Chama a atenção na pesquisa o fato de 42,86% dos entrevistados nem sempre mensurarem os retornos de suas campanhas digitais e outros 9,52% não fazerem questão disso. “Da noite para o dia, as empresas precisaram se reinventar. Quem não tinha presença digital precisou criar campanhas do zero para garantir a própria sobrevivência. Em 2021, este movimento será bem mais forte”, explica.

A análise de Cavalcante vai ao encontro de outro dado da pesquisa. Nem todas as empresas estão plenamente satisfeitas com os resultados obtidos em suas campanhas de marketing. Segundo o levantamento, somente 28,57% dos entrevistados se mostraram muito satisfeitos e outros 52,38% responderam que os resultados vieram dentro das expectativas.
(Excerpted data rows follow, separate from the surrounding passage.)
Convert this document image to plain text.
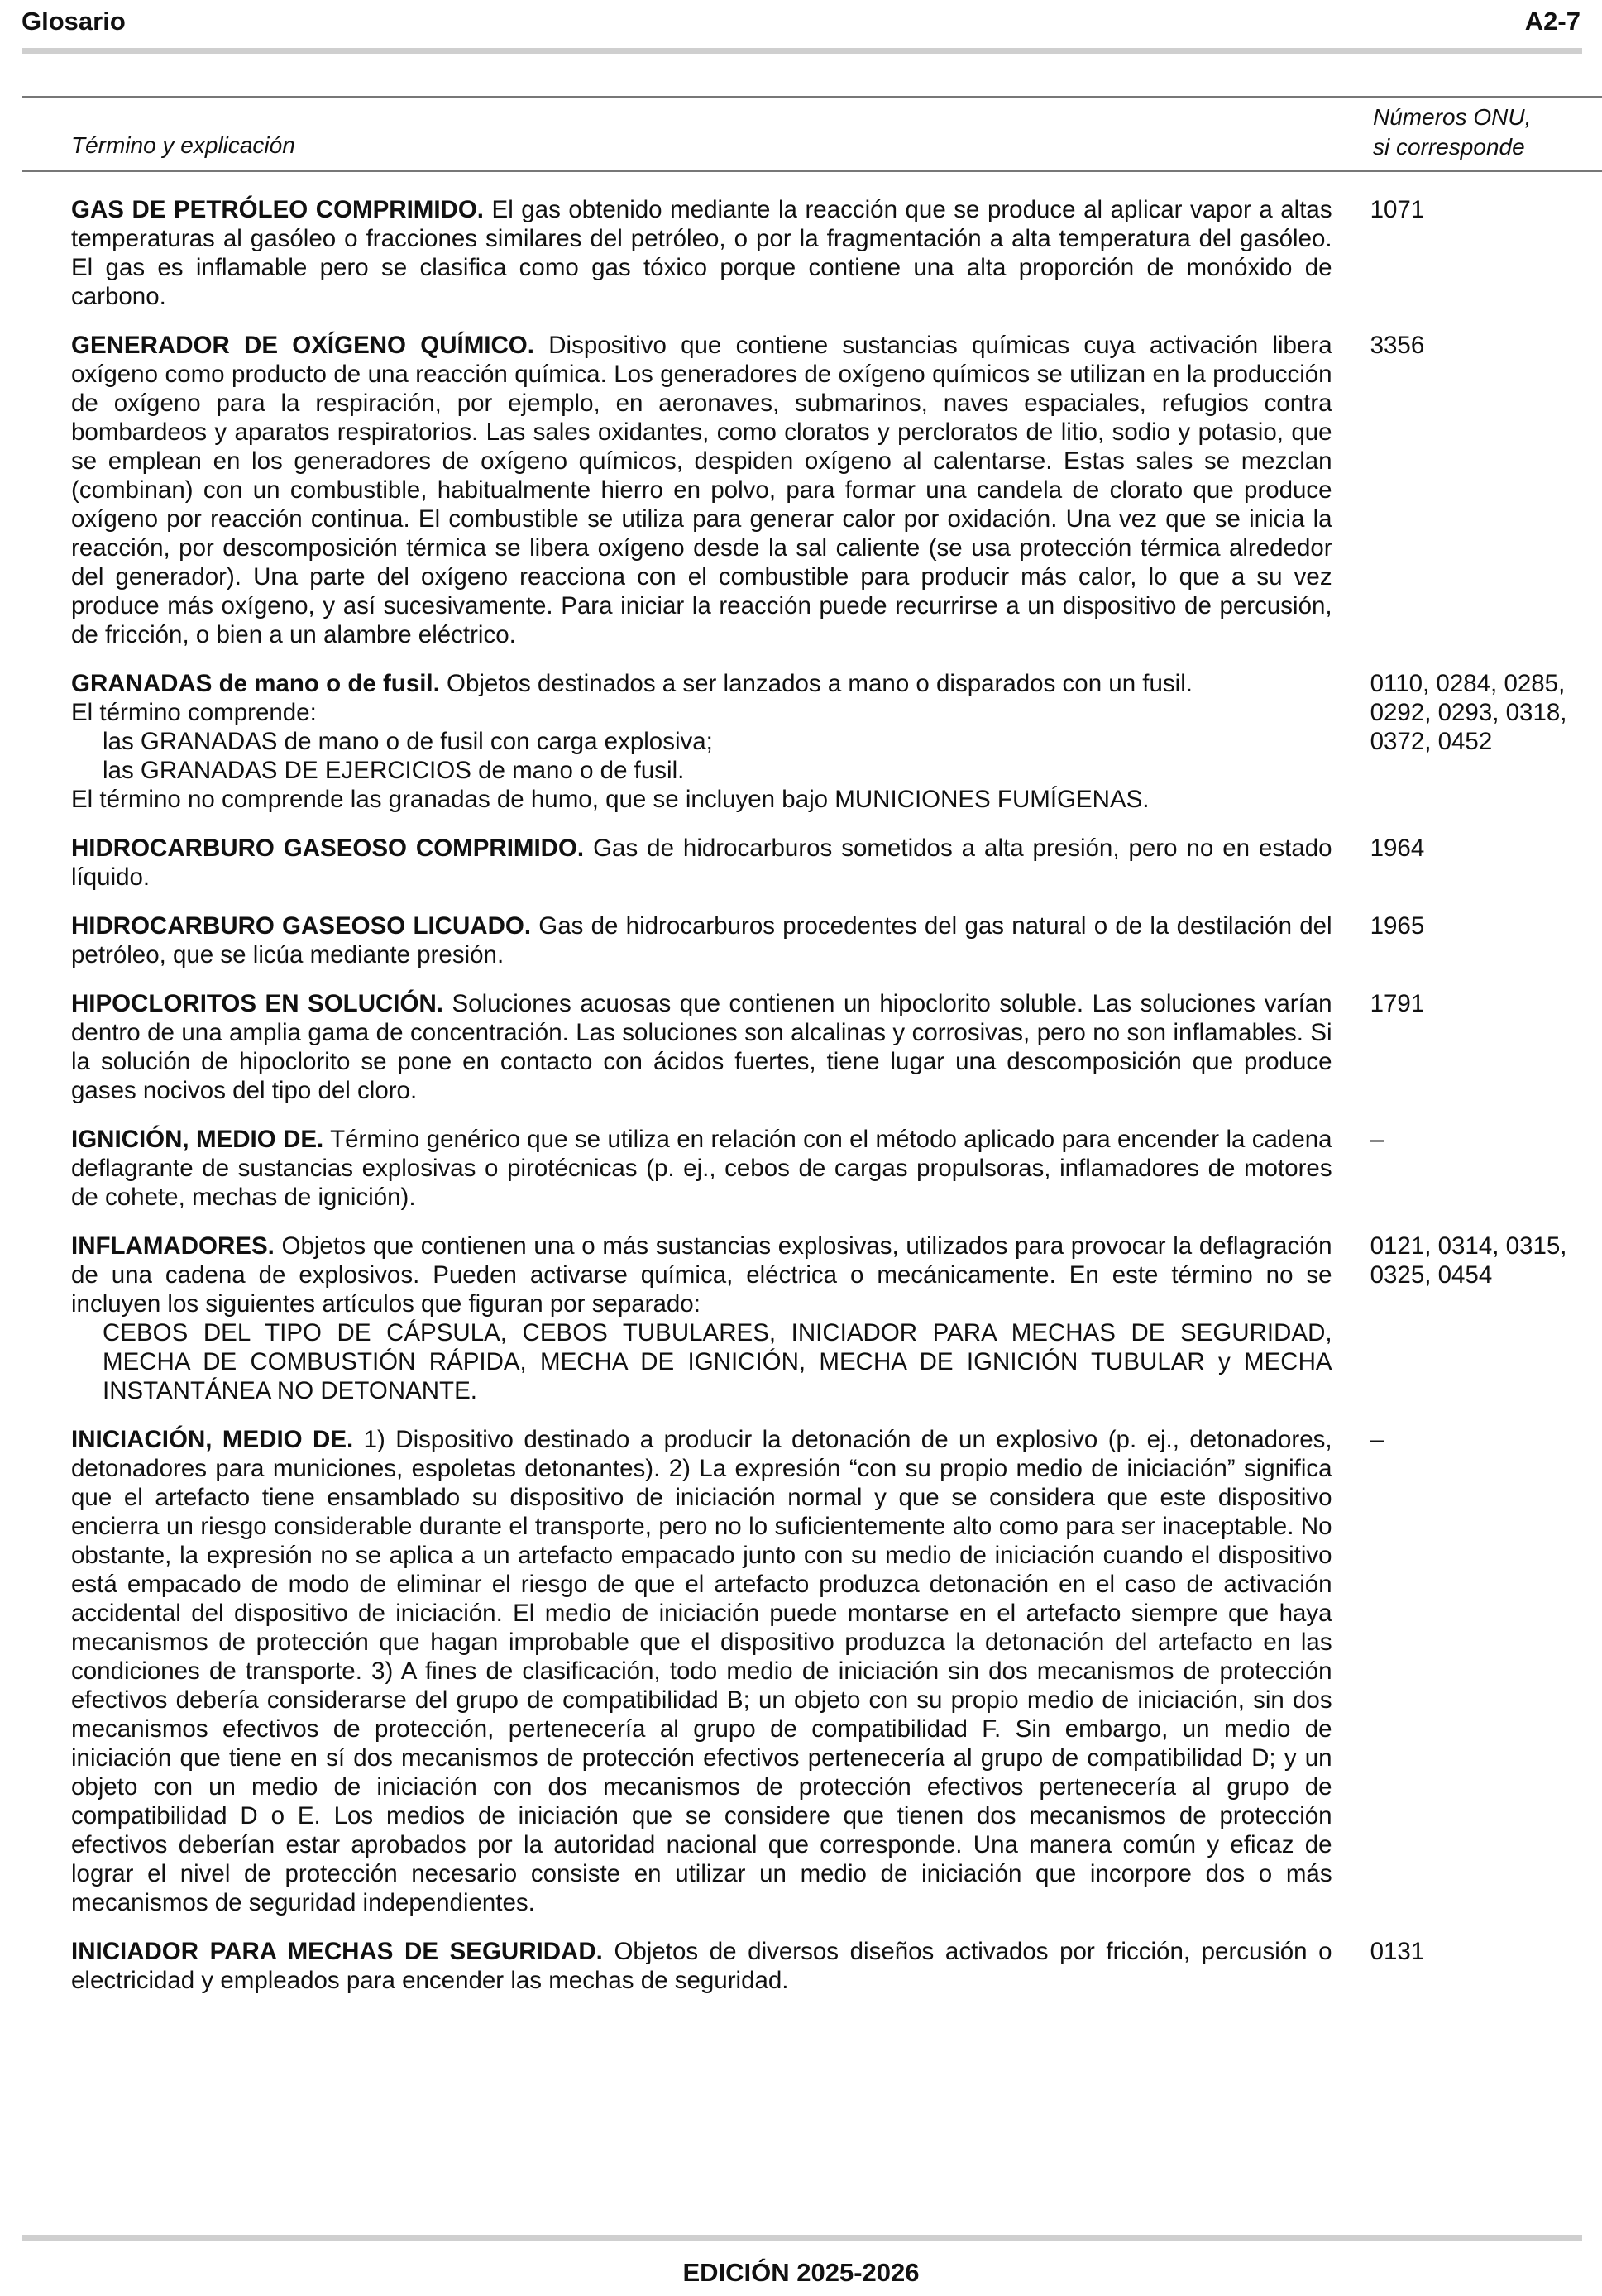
Glosario	A2-7
Término y explicación
Números ONU,
si corresponde
GAS DE PETRÓLEO COMPRIMIDO. El gas obtenido mediante la reacción que se produce al aplicar vapor a altas temperaturas al gasóleo o fracciones similares del petróleo, o por la fragmentación a alta temperatura del gasóleo. El gas es inflamable pero se clasifica como gas tóxico porque contiene una alta proporción de monóxido de carbono.
1071
GENERADOR DE OXÍGENO QUÍMICO. Dispositivo que contiene sustancias químicas cuya activación libera oxígeno como producto de una reacción química. Los generadores de oxígeno químicos se utilizan en la producción de oxígeno para la respiración, por ejemplo, en aeronaves, submarinos, naves espaciales, refugios contra bombardeos y aparatos respiratorios. Las sales oxidantes, como cloratos y percloratos de litio, sodio y potasio, que se emplean en los generadores de oxígeno químicos, despiden oxígeno al calentarse. Estas sales se mezclan (combinan) con un combustible, habitualmente hierro en polvo, para formar una candela de clorato que produce oxígeno por reacción continua. El combustible se utiliza para generar calor por oxidación. Una vez que se inicia la reacción, por descomposición térmica se libera oxígeno desde la sal caliente (se usa protección térmica alrededor del generador). Una parte del oxígeno reacciona con el combustible para producir más calor, lo que a su vez produce más oxígeno, y así sucesivamente. Para iniciar la reacción puede recurrirse a un dispositivo de percusión, de fricción, o bien a un alambre eléctrico.
3356
GRANADAS de mano o de fusil. Objetos destinados a ser lanzados a mano o disparados con un fusil.
El término comprende:
las GRANADAS de mano o de fusil con carga explosiva;
las GRANADAS DE EJERCICIOS de mano o de fusil.
El término no comprende las granadas de humo, que se incluyen bajo MUNICIONES FUMÍGENAS.
0110, 0284, 0285,
0292, 0293, 0318,
0372, 0452
HIDROCARBURO GASEOSO COMPRIMIDO. Gas de hidrocarburos sometidos a alta presión, pero no en estado líquido.
1964
HIDROCARBURO GASEOSO LICUADO. Gas de hidrocarburos procedentes del gas natural o de la destilación del petróleo, que se licúa mediante presión.
1965
HIPOCLORITOS EN SOLUCIÓN. Soluciones acuosas que contienen un hipoclorito soluble. Las soluciones varían dentro de una amplia gama de concentración. Las soluciones son alcalinas y corrosivas, pero no son inflamables. Si la solución de hipoclorito se pone en contacto con ácidos fuertes, tiene lugar una descomposición que produce gases nocivos del tipo del cloro.
1791
IGNICIÓN, MEDIO DE. Término genérico que se utiliza en relación con el método aplicado para encender la cadena deflagrante de sustancias explosivas o pirotécnicas (p. ej., cebos de cargas propulsoras, inflamadores de motores de cohete, mechas de ignición).
–
INFLAMADORES. Objetos que contienen una o más sustancias explosivas, utilizados para provocar la deflagración de una cadena de explosivos. Pueden activarse química, eléctrica o mecánicamente. En este término no se incluyen los siguientes artículos que figuran por separado:
CEBOS DEL TIPO DE CÁPSULA, CEBOS TUBULARES, INICIADOR PARA MECHAS DE SEGURIDAD, MECHA DE COMBUSTIÓN RÁPIDA, MECHA DE IGNICIÓN, MECHA DE IGNICIÓN TUBULAR y MECHA INSTANTÁNEA NO DETONANTE.
0121, 0314, 0315,
0325, 0454
INICIACIÓN, MEDIO DE. 1) Dispositivo destinado a producir la detonación de un explosivo (p. ej., detonadores, detonadores para municiones, espoletas detonantes). 2) La expresión “con su propio medio de iniciación” significa que el artefacto tiene ensamblado su dispositivo de iniciación normal y que se considera que este dispositivo encierra un riesgo considerable durante el transporte, pero no lo suficientemente alto como para ser inaceptable. No obstante, la expresión no se aplica a un artefacto empacado junto con su medio de iniciación cuando el dispositivo está empacado de modo de eliminar el riesgo de que el artefacto produzca detonación en el caso de activación accidental del dispositivo de iniciación. El medio de iniciación puede montarse en el artefacto siempre que haya mecanismos de protección que hagan improbable que el dispositivo produzca la detonación del artefacto en las condiciones de transporte. 3) A fines de clasificación, todo medio de iniciación sin dos mecanismos de protección efectivos debería considerarse del grupo de compatibilidad B; un objeto con su propio medio de iniciación, sin dos mecanismos efectivos de protección, pertenecería al grupo de compatibilidad F. Sin embargo, un medio de iniciación que tiene en sí dos mecanismos de protección efectivos pertenecería al grupo de compatibilidad D; y un objeto con un medio de iniciación con dos mecanismos de protección efectivos pertenecería al grupo de compatibilidad D o E. Los medios de iniciación que se considere que tienen dos mecanismos de protección efectivos deberían estar aprobados por la autoridad nacional que corresponde. Una manera común y eficaz de lograr el nivel de protección necesario consiste en utilizar un medio de iniciación que incorpore dos o más mecanismos de seguridad independientes.
–
INICIADOR PARA MECHAS DE SEGURIDAD. Objetos de diversos diseños activados por fricción, percusión o electricidad y empleados para encender las mechas de seguridad.
0131
EDICIÓN 2025-2026
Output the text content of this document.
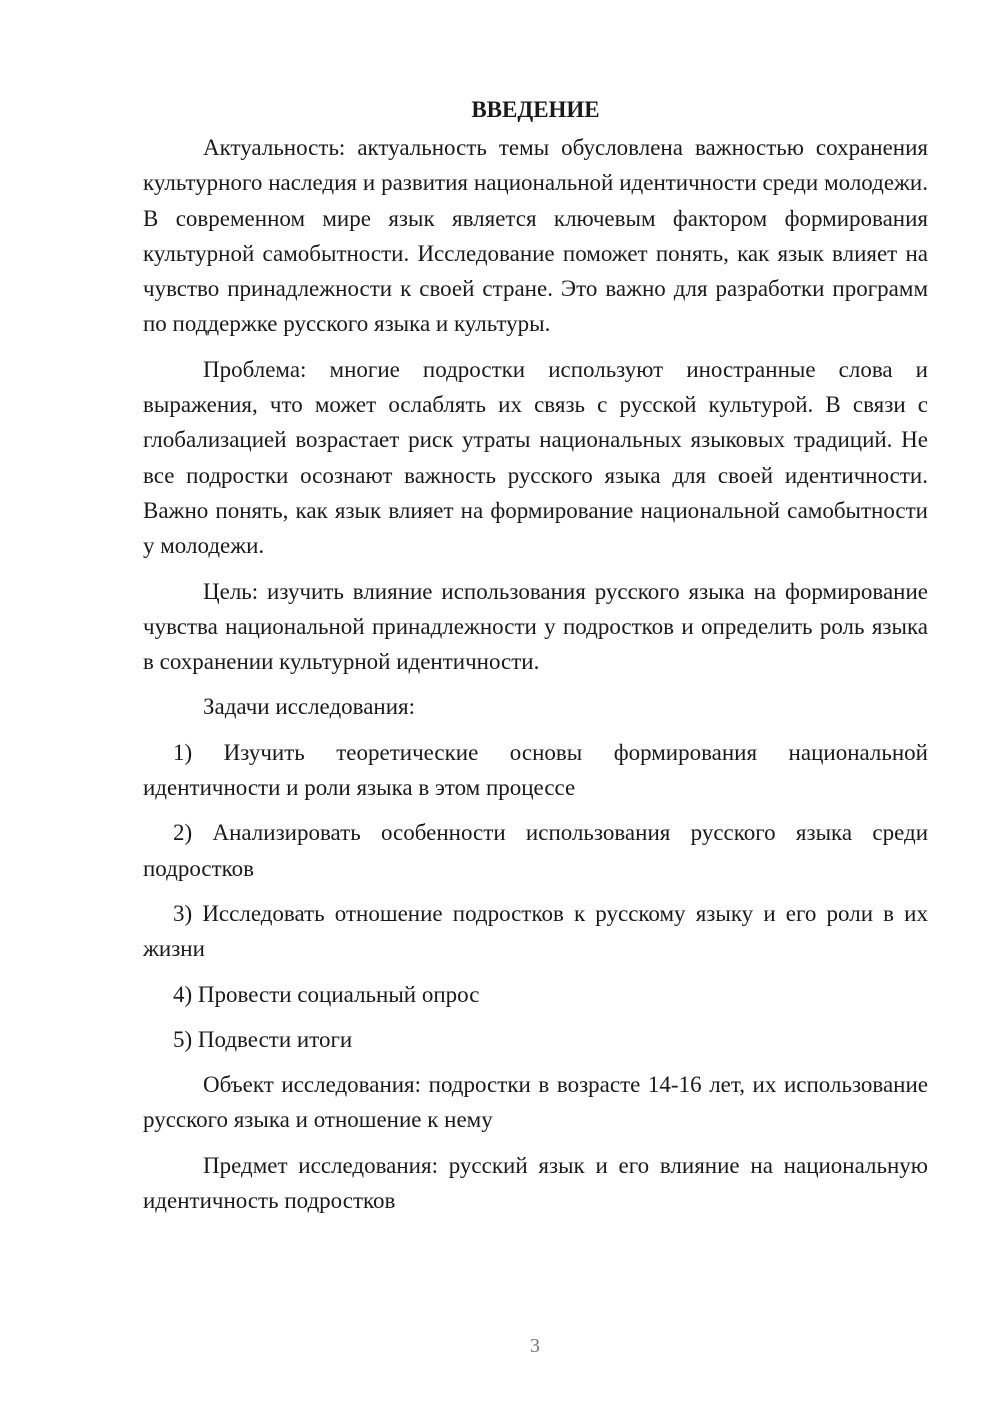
ВВЕДЕНИЕ

Актуальность: актуальность темы обусловлена важностью сохранения культурного наследия и развития национальной идентичности среди молодежи. В современном мире язык является ключевым фактором формирования культурной самобытности. Исследование поможет понять, как язык влияет на чувство принадлежности к своей стране. Это важно для разработки программ по поддержке русского языка и культуры.

Проблема: многие подростки используют иностранные слова и выражения, что может ослаблять их связь с русской культурой. В связи с глобализацией возрастает риск утраты национальных языковых традиций. Не все подростки осознают важность русского языка для своей идентичности. Важно понять, как язык влияет на формирование национальной самобытности у молодежи.

Цель: изучить влияние использования русского языка на формирование чувства национальной принадлежности у подростков и определить роль языка в сохранении культурной идентичности.

Задачи исследования:

1) Изучить теоретические основы формирования национальной идентичности и роли языка в этом процессе

2) Анализировать особенности использования русского языка среди подростков

3) Исследовать отношение подростков к русскому языку и его роли в их жизни

4) Провести социальный опрос

5) Подвести итоги

Объект исследования: подростки в возрасте 14-16 лет, их использование русского языка и отношение к нему

Предмет исследования: русский язык и его влияние на национальную идентичность подростков

3
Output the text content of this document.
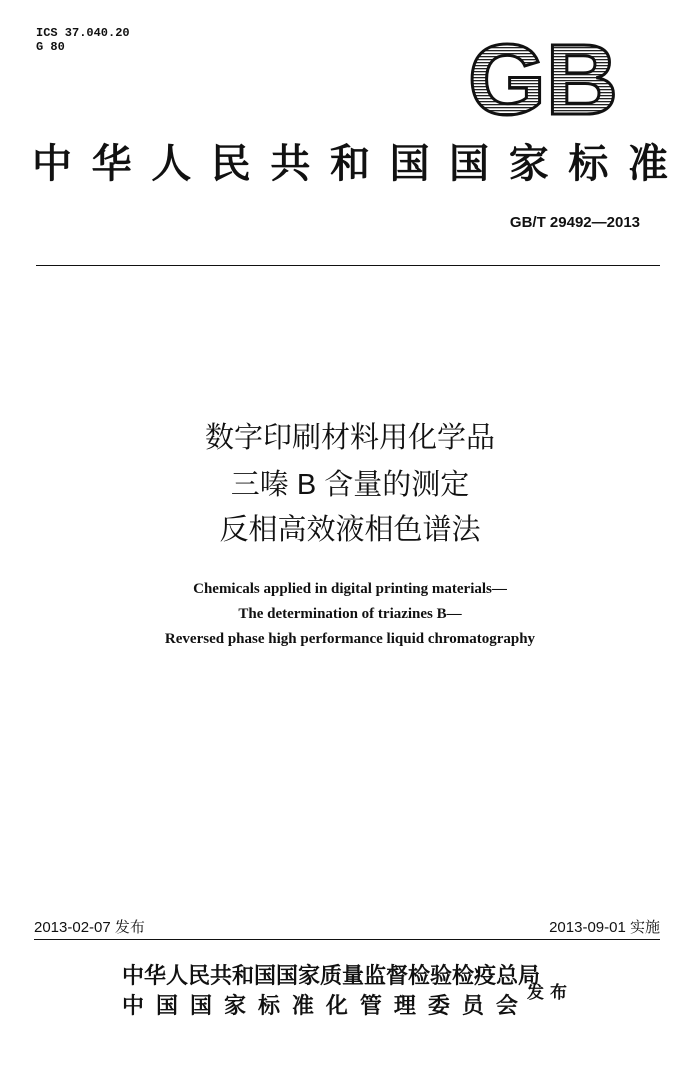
ICS 37.040.20
G 80	GB
中 华 人 民 共 和 国 国 家 标 准
GB/T 29492—2013
数字印刷材料用化学品
三嗪 B 含量的测定
反相高效液相色谱法
Chemicals applied in digital printing materials—
The determination of triazines B—
Reversed phase high performance liquid chromatography
2013-02-07 发布	2013-09-01 实施
中华人民共和国国家质量监督检验检疫总局
中 国 国 家 标 准 化 管 理 委 员 会
发布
O restante declarou não ter obtido bons resultados.

Sobre as tendências para 2021, a maioria das empresas aposta na divulgação de conteúdo qualificado (38,1%). “A qualidade do marketing do conteúdo vai falar alto em 2021. É notório que o engajamento sempre dependeu e vai depender cada vez mais disto. E vai se destacar quem apresentar as melhores soluções às necessidades dos consumidores por meio da oferta de informação qualificada na hora certa”, diz Cavalcante. Outros 28,57% acreditam no uso de inteligência artificial como grande tendência para o próximo ano. “No atendimento ao cliente, por exemplo, a tecnologia é utilizada para automatizar os processos, bem como desenvolver robôs de atendimento ou assistentes virtuais – conhecidos como chatbot – para interagir com o cliente via chat de site, rede social e aplicativos, entre outros”, complementa. Os Webinars também são apontados por 19,05% dos entrevistados como forma de atingir o consumidor, seguidos pela integração entre e-commerce e redes sociais.

Com relação às redes sociais, 33,33% dos entrevistados afirmam não ter preferência por canal e apostam em todos como estratégia de marketing. Já aqueles que focam em alguma mídia específica, a maior parte (28,05%) acredita que o Linkedin é o melhor canal, seguido de Facebook e Instagram (19,05% cada).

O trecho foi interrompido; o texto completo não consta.